Ruben Quinteros ’17 gained professional experience right here in Wooster

Ruben Quinteros

Juggling responsibilities between two business entities in The City of Wooster proved to be a challenge for Ruben Quinteros, Class of 2017.  However, Ruben’s difficulties proved beneficial in the end because he was able to enhance his statistical skills and excelled in other areas he did not expect.

Ruben, an economics major from Ciudad del Este, Paraguay, was granted an APEX Fellowship in the summer of 2015.  He worked for both the Chamber of Commerce and Main Street Wooster.  At the Chamber of Commerce he primarily worked on economic statistics and a tax-abatement program.  Main Street Wooster is a non-governmental organization that promotes downtown development.  Ruben helped organize events and research the history of some of the buildings downtown.

Ruben’s experience was rewarding in ways he did not expect.  He wrote a successful grant for Main Street Wooster.  Ruben explained how even though what he did by writing the grant was simply reflect what Main Street did to help revitalize Downtown businesses; he felt that he helped with the revitalization by securing the grant which funds it.

Working for two organizations presented some challenges.  Both the Chamber of Commerce and Main Street Wooster were located in the same building and he often switched between the offices.  This became difficult when he was given multiple tasks from both organizations.  However, the difficulties that he faced taught him how to overcome challenges when they arise.

Ruben was explained how his APEX mentor helped him throughout the summer:

“My APEX mentor went beyond dictating questions for me to reflect on to letting me talk about things that I wanted to talk about: During my internship, the city evicted the inhabitants of “Tent City” after much lobbying and community organization done by the Chamber and Main Street. My APEX mentor helped me to reflect on the ways the job I was doing intersected and even contrasted with social justice and moral conceptions that I valued, and allowed me to better understand the eviction from the perspective of the Chamber and Main Street.

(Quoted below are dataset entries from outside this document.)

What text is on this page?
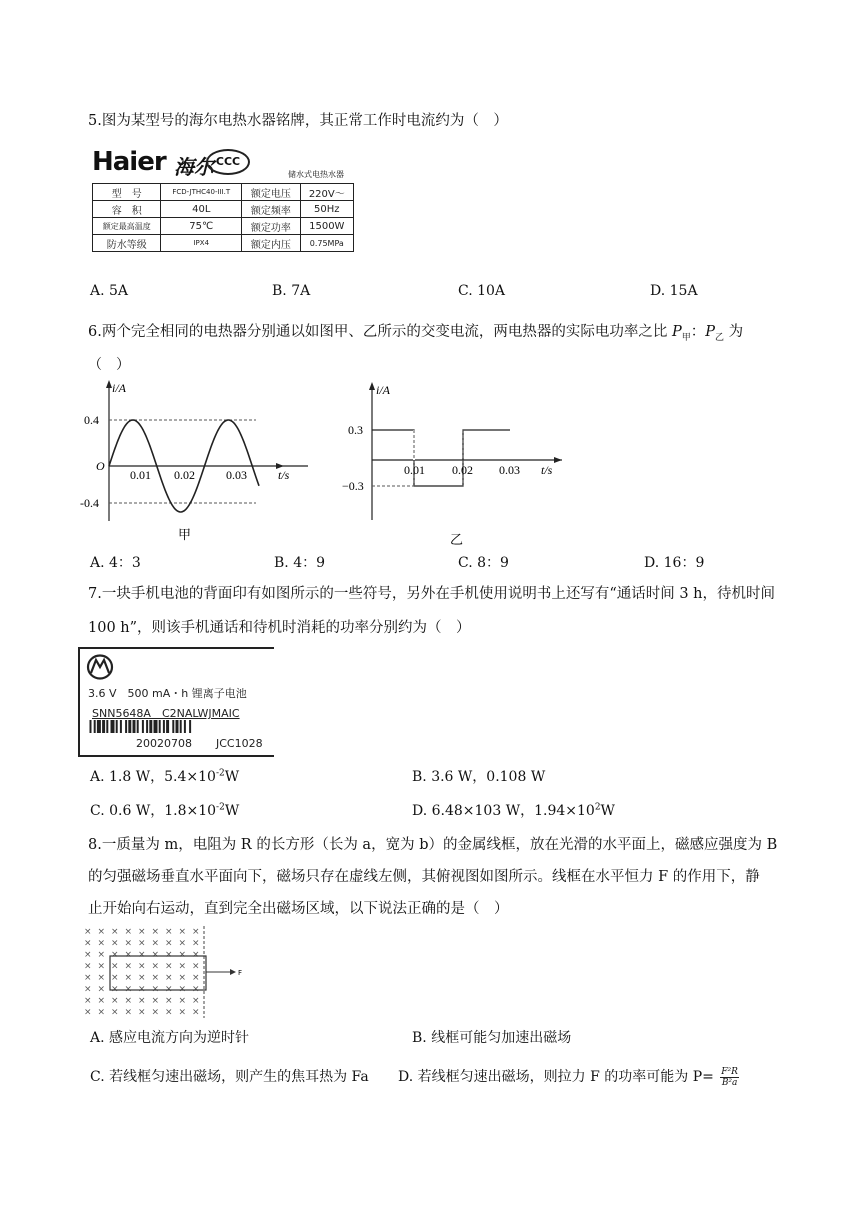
5.图为某型号的海尔电热水器铭牌，其正常工作时电流约为（　）
Haier 海尔 CCC
储水式电热水器
型　号	FCD-JTHC40-III.T	额定电压	220V～
容　积	40L	额定频率	50Hz
额定最高温度	75℃	额定功率	1500W
防水等级	IPX4	额定内压	0.75MPa
A. 5A	B. 7A	C. 10A	D. 15A
6.两个完全相同的电热器分别通以如图甲、乙所示的交变电流，两电热器的实际电功率之比 $P_甲$：$P_乙$ 为
（　）
i/A
t/s
O
0.4
-0.4
0.01 0.02	0.03
甲
i/A
t/s
0.3
−0.3
0.01 0.02 0.03
乙
A. 4：3	B. 4：9	C. 8：9	D. 16：9
7.一块手机电池的背面印有如图所示的一些符号，另外在手机使用说明书上还写有“通话时间 3 h，待机时间
100 h”，则该手机通话和待机时消耗的功率分别约为（　）
3.6 V　500 mA・h 锂离子电池
SNN5648A　C2NALWJMAIC
20020708 JCC1028
A. 1.8 W，$5.4\times 10^{-2}W$	B. 3.6 W，0.108 W
C. 0.6 W，$1.8\times 10^{-2}W$	D. 6.48×103 W，$1.94\times 10^2W$
8.一质量为 m，电阻为 R 的长方形（长为 a，宽为 b）的金属线框，放在光滑的水平面上，磁感应强度为 B
的匀强磁场垂直水平面向下，磁场只存在虚线左侧，其俯视图如图所示。线框在水平恒力 F 的作用下，静
止开始向右运动，直到完全出磁场区域，以下说法正确的是（　）
× × × × × × × × ×
× × × × × × × × ×
× × × × × × × × ×
× × × × × × × × ×
× × × × × × × × ×
× × × × × × × × ×
× × × × × × × × ×
× × × × × × × × ×
F
A. 感应电流方向为逆时针	B. 线框可能匀加速出磁场
C. 若线框匀速出磁场，则产生的焦耳热为 Fa D. 若线框匀速出磁场，则拉力 F 的功率可能为 $P= \frac{\text{F²R}}{\text{B²a}}$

Ruben also valued the weekly written reflection required for Fellows because it helped him stay aware of how he was benefiting from the Fellowship.  In addition to his APEX mentor, he also received considerable mentorship from Justin Starlin, the President of Chamber of Commerce.  The two developed a close relationship throughout the course of the summer.  Marcus’s APEX Fellowship experience enabled him to develop professional relationships and put his economic studies to use.